The decoder is wider than it seems but isn't the throughput lower for those instructions anyway? i.e. different decoders for different instructions complexities.

The designs M1 is competing with all have L0s, surely? I guess it could be masked off for a low power design but I would've thought not.

Either way, it's old and ugly, I don't miss it at all even if ARM and friends peripheral story probably isn't as good.

monocasa · on Oct 3, 2021

> The decoder is wider than it seems but isn't the throughput lower for those instructions anyway? i.e. different decoders for different instructions complexities.

The short decoders don't typically have issues with mod/rm memory destination fields.
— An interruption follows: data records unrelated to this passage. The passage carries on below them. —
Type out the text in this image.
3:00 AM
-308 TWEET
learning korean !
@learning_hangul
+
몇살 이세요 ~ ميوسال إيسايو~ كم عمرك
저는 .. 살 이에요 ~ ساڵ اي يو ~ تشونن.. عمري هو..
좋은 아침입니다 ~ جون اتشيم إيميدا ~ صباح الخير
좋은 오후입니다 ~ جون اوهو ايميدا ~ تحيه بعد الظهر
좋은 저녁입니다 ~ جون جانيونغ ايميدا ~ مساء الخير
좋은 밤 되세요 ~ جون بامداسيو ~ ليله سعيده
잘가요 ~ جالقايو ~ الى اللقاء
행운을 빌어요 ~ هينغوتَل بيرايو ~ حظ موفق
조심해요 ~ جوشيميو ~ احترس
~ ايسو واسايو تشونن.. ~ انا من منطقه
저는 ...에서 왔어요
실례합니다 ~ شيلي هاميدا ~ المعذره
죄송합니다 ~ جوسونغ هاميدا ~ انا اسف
It's a little confusing because there's typically at least two uOP formats inside the cores. The decoders generally discussed spit out uOPS that still look fairly x86 in the semantics they encode (2 address, can be RMW, etc.) just wide, but fixed width. But by the time they've made their way to the functional units they've been cracked into more uOPs so AGU, LD, ALU, ST can all go to different ports that can handle that work.

> The designs M1 is competing with all have L0s, surely? I guess it could be masked off for a low power design but I would've thought not.

Most designs I've seen they're actually most important as a power saving feature. They shine well in microbenchmarking for perf, but not as much for general code. The real win is the clock gating all the i fetch and decode, most of which gets shared with RISC too (think I-TLBs, and Ifetch before decode).